Formula One is looking at developing more workflows in the cloud as it continues to innovate its TV coverage.
The sport was forced to move to a remote production workflow during the pandemic, with some members of the production team at each race track and the others at its media centre in Biggin Hill, Kent.
“We focused around acquisition at the tracks, so data, imagery, and audio; and the curation of the product is done back at Biggin Hill,” explains Formula One’s director of media and broadcast, Dean Locke.
“The problem is we’re a UHD, 4K broadcaster and that’s not going to fit down the pipe. So then you have a small sliding scale game, where you thought certain elements were staying at home, but actually they’re not.”
Locke cites the example of the track feed, which involves 30 UHD cameras: “We ended up doing the track submix on site, and then pushing it back to Biggin Hill where they can select it as a channel, and then we put HD camera signals back there that they can then use for monitoring.
“Another really good example is the high motion cameras, running at 1500 frames per second in UHD. They’re really hungry on that bandwidth so they ended up staying at the track.”
Proof-of-concepts in the cloud
The broadcast team at Formula One have worked with AWS to develop many of their remote workflows, including distributing F1 TV via the cloud.
“We’ve done some proof-of-concepts around remote operation but more cloud-based,” adds Locke. “People are obviously talking about that a lot, people are very scared of it, but we did some proof-of-concepts around some smaller outputs and I think we will start to roll some of that out.”
Another proof-of-concept being worked on at the moment is outputting the feeds to the big screens around each race track using AWS.

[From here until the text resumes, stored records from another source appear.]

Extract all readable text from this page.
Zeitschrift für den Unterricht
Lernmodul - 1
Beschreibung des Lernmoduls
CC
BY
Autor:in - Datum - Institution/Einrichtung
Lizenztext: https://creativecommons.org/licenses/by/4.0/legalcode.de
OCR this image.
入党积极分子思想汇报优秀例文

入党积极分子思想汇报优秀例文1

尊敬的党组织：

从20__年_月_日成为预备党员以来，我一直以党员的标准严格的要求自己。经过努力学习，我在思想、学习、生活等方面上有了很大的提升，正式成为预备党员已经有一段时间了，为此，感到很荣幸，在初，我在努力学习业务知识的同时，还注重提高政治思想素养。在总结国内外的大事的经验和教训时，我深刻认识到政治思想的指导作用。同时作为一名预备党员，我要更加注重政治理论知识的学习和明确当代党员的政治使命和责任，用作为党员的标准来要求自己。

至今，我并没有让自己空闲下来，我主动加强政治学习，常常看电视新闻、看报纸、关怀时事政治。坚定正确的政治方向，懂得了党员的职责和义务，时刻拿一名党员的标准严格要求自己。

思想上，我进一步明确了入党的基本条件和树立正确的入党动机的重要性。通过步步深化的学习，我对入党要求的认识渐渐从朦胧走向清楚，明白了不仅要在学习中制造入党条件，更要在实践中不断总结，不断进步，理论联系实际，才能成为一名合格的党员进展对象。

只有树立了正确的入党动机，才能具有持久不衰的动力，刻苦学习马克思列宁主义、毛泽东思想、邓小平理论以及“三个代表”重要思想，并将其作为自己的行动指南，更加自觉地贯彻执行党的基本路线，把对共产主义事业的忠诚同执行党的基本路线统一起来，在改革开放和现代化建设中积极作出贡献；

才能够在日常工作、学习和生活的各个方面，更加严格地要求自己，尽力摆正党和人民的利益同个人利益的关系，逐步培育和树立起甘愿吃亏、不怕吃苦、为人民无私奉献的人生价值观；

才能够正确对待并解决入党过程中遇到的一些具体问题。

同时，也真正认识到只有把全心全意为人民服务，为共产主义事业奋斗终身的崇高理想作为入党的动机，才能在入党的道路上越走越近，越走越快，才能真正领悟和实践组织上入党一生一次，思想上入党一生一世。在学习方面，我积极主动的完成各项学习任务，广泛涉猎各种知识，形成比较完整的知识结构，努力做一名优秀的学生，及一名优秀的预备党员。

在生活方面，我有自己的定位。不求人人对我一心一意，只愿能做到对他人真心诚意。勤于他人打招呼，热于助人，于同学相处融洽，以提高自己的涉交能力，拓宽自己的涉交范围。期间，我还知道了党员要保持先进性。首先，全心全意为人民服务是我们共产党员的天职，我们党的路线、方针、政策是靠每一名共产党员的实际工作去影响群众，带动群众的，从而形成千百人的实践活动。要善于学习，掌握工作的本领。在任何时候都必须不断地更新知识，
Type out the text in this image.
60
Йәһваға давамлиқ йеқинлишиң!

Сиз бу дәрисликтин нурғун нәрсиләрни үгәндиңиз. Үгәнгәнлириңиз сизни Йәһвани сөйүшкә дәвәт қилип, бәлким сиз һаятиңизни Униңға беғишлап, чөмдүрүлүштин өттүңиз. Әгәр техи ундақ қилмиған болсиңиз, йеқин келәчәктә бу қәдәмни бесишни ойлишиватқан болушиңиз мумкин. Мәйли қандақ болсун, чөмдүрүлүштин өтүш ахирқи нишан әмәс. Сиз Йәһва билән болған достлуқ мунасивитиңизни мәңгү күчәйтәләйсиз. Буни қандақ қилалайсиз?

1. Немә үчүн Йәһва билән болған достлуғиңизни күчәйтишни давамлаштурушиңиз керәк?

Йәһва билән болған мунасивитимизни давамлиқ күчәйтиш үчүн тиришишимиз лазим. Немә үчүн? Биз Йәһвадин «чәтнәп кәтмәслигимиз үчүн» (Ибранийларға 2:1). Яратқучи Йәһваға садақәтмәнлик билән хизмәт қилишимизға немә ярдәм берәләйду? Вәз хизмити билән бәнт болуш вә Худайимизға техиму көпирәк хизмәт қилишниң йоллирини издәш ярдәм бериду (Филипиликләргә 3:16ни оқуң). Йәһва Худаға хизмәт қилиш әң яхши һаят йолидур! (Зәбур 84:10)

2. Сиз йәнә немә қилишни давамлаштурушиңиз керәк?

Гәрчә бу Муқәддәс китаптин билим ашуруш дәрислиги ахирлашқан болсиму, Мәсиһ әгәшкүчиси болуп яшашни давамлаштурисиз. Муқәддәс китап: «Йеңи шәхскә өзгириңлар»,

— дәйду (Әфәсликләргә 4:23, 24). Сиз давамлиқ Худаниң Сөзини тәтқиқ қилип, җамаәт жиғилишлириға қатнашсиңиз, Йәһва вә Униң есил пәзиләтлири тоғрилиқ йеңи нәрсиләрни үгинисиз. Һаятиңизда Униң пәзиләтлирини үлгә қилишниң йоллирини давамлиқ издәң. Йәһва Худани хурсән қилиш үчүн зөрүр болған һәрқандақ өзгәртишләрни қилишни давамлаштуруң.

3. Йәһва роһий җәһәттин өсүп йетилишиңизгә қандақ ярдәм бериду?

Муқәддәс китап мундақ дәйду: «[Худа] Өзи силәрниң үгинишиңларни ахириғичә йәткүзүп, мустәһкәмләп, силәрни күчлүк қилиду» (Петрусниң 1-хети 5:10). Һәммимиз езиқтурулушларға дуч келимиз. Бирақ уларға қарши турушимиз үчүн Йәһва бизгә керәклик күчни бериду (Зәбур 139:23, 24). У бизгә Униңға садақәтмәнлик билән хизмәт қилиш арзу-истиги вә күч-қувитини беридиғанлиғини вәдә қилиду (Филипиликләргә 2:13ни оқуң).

“I think the next part with AWS will be distribution. We still use a very traditional distribution method of satellites and uplinks using someone like EBU to hand off those signals. Things like Driver Tracker is already in the cloud, on-board channels, some of our data channels, pit lane channels, some of our extra content channels are already distributed through AWS mechanisms. We would like to do that with our world feed signals as well,” states Locke.
As well as cloud, Locke and the team are looking at new developments around the sound of Formula One. TV coverage doesn’t begin to convey how loud the cars are. “We are talking about Dolby Atmos to run alongside the HDR pictures,” reveals Locke. “We’ve spent a lot of time in the last couple of years looking at audio around the car and we’re just designing some new on car systems and we want extra audio channels and microphones on the car.
“I’d like to think we’ll have that next year but there is that shortage of equipment around the world at the moment, so lead times just seem to getting longer. I’d love to see it roll out next year but it’s quite a massive project.” he admits.
Some motorsports have begun using 5G as part of their production workflows, and Locke states that is something he wants to develop for Formula One, but it’s not easy. “Capacity off the car is a huge challenge,” he says. “We are testing 5G from helicopters. We had roving cameras in the grandstands at Silverstone. I’d like roving high-motion cameras, but that’s really hard to do unless we start looking into 5G. We’re on this massive piece of real estate, we’re not these easy peasy stadium sports!” he laughs.
All of this innovation around the way fans can watch and hear Formula One is driven (excuse the pun) from right at the top of the sport. “Stefano Domenicali and Ross Brawn are technical innovators and pioneers of Formula 1,” says Locke. “They want innovation and new things all the time. They’re pretty challenging. Normally on the plane they’ll say, what have you got new this week?”
“When I started we have 16 races, 12 in Europe and 4 international. This is pretty much a 22/23 race season if you include testing as well. It’s a challenging schedule, so development time is still pretty challenging. That’s where third parties come in. All our partners want to be involved and help us, and they want innovation.”